Personnel of Operation Upendo have been on the ground in Tanzania for over three years observing the conditions and conducting relatively small projects— the construction of a duplex for medical staff, the refurbishing of the laboratory of a hospital in the village of Ruanda, and the completion of a water project in the village of Mtua—in the southwest portion of Tanzania. In the process OUI has learned what the underlying problems are (lack of quality healthcare, shortage of medical staff, lack of potable water, etc.) and have a good idea of how these problems can be solved.

OUI intends to find and recruit people who know how to solve the problems and can assist and teach the people of Tanzania to help themselves. The people we intend to recruit will at first plan, supervise, and work on the projects and, in the process, teach the Tanzanian people how to do the same in future projects.

OUI believes that there is a reservoir of unused talent in the United States who can do this work, mainly those who have retired from their occupations in teaching, engineering, construction, and medicine, for example.

OUI intends to start with the building of a 150-bed hospital to replace the existing old, outdated, and seriously inadequate St. John's Hospital in the village of Lugarawa.
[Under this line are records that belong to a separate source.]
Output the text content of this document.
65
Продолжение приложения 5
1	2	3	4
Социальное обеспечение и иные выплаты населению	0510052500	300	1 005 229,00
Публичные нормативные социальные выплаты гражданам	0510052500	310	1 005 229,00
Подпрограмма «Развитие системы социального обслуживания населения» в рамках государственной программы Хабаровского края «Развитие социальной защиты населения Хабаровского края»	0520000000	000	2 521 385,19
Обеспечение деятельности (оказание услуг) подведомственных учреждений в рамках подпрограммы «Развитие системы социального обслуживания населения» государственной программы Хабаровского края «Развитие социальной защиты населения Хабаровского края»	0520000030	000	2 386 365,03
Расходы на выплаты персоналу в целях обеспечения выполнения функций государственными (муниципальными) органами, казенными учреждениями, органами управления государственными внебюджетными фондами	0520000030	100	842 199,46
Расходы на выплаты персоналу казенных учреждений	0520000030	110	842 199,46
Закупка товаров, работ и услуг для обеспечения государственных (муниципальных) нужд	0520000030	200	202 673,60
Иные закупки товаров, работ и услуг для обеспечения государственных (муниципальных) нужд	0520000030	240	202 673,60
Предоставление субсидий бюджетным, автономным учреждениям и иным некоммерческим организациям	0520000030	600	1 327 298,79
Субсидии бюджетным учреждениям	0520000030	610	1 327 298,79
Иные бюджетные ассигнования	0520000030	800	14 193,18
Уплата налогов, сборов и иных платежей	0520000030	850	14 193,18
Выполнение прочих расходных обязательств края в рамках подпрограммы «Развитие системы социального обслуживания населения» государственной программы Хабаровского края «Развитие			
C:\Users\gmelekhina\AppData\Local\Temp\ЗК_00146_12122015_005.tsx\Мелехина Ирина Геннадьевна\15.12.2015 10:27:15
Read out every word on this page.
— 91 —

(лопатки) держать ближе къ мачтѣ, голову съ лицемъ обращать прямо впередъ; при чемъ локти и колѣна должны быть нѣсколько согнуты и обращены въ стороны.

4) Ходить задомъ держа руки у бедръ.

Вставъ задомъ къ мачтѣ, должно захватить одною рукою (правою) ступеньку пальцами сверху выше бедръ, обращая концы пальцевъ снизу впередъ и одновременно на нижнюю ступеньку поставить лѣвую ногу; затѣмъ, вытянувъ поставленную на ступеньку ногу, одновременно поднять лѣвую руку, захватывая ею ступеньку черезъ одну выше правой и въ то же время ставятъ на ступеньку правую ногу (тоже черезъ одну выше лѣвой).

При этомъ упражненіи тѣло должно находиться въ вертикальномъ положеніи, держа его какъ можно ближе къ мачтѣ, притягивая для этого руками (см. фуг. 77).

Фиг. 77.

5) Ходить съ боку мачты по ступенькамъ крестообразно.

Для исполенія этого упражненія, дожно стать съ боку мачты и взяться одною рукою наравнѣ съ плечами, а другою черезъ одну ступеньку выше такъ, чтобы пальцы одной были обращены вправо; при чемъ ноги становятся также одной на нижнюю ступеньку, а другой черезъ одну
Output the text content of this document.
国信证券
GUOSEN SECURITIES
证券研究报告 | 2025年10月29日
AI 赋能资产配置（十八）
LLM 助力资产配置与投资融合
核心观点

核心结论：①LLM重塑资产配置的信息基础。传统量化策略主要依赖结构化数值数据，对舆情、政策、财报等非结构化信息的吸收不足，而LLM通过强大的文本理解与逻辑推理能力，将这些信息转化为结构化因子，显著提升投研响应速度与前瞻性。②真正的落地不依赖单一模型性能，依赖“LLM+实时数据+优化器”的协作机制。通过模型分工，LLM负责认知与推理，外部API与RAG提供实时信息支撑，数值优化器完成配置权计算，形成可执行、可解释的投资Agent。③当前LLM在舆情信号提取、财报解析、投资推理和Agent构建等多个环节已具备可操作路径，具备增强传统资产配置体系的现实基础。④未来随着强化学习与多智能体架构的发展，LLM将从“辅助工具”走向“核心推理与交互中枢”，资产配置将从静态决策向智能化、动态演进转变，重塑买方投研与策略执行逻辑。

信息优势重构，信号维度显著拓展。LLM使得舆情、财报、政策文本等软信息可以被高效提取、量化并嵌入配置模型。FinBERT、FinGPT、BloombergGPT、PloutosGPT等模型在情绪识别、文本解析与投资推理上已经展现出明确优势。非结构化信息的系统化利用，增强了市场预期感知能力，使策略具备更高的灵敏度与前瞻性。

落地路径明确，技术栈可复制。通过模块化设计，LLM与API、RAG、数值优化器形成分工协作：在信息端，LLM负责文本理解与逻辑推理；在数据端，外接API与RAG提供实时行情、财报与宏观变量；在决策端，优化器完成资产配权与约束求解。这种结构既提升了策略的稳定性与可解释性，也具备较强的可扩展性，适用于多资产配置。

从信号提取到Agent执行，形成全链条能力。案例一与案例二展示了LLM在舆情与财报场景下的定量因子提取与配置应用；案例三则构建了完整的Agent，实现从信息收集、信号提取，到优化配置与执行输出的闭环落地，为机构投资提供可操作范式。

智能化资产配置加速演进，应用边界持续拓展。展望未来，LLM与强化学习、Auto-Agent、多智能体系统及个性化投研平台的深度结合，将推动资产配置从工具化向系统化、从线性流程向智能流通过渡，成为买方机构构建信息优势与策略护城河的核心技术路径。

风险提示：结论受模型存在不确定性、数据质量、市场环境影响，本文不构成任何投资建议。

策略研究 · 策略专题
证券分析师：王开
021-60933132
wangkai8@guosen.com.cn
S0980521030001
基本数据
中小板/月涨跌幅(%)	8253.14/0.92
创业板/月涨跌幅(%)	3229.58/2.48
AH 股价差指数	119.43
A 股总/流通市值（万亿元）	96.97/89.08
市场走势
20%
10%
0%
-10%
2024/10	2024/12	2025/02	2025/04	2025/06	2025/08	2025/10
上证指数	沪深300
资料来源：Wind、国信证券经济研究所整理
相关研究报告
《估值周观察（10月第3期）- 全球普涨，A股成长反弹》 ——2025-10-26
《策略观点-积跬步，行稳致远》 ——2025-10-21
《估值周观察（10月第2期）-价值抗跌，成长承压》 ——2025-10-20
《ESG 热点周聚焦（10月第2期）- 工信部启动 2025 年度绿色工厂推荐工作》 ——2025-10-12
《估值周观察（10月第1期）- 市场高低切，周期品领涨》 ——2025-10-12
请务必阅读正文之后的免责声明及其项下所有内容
The shockingly high infant and maternal death rates are of utmost importance to Operation Upendo. For this reason, the new hospital will specialize in women and children's medicine. Improved care for women includes regular prenatal care, the use of C-section deliveries where needed, and post-natal care for the mothers. Expanded use of incubators, as well as critical medications and treatments during the first 3 weeks of a baby's life will greatly improve infant survival rates.

The hospital will also serve as a teaching institute for the nursing and laboratory school located in Lugarawa, to assist in the proper training of nurses, midwives, and laboratory technicians so that they can do a better job out in the field.